Не хотелось Марийке вставать, и тетя Дуня, увидев ее, запричитала, начала гнать обратно на печь, но Марийка не пошла, сказала, что хочет доить с тетей Дуней Кару. В хлеву влажные запахи сена, навоза, коровьего тела снова пробудили в ней навсегда, казалось, ушедшие дни, и Кара, протянув к ней большую печальную голову, будто жаловалась, как трудно ей было без Марийки.

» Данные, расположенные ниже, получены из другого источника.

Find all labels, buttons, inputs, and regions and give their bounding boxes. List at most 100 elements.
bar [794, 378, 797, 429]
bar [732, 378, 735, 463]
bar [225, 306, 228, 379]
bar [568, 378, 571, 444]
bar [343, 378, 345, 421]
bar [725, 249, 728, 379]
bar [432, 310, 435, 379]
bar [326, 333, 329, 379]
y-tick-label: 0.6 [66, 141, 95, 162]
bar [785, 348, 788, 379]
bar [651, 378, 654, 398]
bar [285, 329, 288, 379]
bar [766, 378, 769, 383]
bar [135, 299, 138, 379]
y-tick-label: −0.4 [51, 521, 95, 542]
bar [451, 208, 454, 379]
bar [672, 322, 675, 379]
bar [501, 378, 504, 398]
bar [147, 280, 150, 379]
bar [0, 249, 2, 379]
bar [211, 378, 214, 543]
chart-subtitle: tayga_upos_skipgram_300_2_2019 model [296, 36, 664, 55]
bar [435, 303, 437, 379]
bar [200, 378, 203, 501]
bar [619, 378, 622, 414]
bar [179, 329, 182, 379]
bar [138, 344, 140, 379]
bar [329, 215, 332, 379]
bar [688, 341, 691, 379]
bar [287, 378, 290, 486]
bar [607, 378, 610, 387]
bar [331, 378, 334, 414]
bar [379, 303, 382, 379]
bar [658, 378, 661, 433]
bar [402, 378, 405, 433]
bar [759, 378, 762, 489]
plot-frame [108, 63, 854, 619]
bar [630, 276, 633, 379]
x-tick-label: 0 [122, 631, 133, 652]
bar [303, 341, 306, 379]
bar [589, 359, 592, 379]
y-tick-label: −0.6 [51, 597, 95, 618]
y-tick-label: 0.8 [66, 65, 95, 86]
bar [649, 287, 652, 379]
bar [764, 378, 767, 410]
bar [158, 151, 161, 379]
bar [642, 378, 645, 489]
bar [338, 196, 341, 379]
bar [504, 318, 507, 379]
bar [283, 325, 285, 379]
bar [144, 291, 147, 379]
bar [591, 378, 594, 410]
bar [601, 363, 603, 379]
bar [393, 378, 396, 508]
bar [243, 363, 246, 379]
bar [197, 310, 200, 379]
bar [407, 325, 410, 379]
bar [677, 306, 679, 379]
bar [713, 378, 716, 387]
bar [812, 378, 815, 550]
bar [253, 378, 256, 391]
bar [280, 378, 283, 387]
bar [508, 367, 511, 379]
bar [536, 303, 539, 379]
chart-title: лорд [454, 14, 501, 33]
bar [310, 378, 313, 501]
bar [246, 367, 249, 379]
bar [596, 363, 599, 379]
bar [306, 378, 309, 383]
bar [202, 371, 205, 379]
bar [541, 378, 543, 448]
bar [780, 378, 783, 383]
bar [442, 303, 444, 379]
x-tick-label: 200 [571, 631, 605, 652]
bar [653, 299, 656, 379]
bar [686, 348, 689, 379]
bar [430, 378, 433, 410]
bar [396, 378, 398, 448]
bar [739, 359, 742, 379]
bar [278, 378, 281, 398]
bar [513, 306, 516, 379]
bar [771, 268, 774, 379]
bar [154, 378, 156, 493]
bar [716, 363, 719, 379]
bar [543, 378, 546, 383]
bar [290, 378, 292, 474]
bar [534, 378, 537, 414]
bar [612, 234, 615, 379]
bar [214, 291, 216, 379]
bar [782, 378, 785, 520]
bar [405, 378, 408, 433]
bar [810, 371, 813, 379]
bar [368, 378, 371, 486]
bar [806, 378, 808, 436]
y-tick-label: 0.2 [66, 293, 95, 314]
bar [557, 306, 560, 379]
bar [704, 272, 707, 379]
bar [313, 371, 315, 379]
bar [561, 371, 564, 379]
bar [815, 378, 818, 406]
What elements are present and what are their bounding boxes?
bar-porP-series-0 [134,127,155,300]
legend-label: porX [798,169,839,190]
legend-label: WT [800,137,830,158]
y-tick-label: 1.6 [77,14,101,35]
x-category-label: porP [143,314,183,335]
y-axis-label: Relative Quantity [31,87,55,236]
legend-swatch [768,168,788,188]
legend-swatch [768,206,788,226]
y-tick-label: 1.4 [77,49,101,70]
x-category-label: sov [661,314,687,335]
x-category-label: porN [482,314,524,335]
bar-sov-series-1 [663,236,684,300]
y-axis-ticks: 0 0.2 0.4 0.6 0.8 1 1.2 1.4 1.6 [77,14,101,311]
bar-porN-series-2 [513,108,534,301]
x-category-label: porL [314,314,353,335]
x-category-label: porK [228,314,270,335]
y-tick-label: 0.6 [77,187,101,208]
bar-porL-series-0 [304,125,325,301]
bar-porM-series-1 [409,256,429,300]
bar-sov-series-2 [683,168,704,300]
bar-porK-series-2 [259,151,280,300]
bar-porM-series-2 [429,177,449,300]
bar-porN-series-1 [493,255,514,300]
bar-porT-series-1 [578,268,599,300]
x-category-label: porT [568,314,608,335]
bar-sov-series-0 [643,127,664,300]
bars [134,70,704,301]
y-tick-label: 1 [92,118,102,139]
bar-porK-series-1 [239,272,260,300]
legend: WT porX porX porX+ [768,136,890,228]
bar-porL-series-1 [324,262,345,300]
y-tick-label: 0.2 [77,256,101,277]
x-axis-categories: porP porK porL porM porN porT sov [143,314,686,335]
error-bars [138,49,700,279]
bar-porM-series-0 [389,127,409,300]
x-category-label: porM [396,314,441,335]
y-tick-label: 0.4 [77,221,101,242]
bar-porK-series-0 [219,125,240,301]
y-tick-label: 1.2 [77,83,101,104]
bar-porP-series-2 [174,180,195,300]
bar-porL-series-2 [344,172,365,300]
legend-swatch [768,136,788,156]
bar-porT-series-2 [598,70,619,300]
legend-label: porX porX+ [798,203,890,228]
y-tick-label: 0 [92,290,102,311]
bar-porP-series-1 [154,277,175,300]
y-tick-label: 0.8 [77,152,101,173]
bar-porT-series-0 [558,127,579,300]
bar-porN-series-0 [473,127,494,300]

— Кара, Кара, — жалела ее Марийка, почесывая смутно проступающее белое, в жестких завитках, пятно на большом коровьем лбу. Кара вздыхала, овевая Марийку сенным духом жвачки.

И начался день, и незнойное, покойное его свечение сквозь голые, зеленовато-желтые ветви осокорей, ушедших в небо над панским маетком, бывшей школой, которая теперь пустовала, светлое осеннее оцепенение сбросившего листву сада, сама тишина села, пусть ложная, как бы имитирующая хрустальную предзимнюю тишину, — все это растворяло в Марийке мысль о том, что где-то гудит и грохочет война, и Марийке так хотелось верить, что войны нет и что ее снова ожидает счастливая встреча с отцом и мамой. Она пошла в сад, пошла в огород, где терпко, по-осеннему пахло увядшей ботвой и подпрелыми листьями. Конопли были выбраны, и Марийка с грустью подумала: без нее.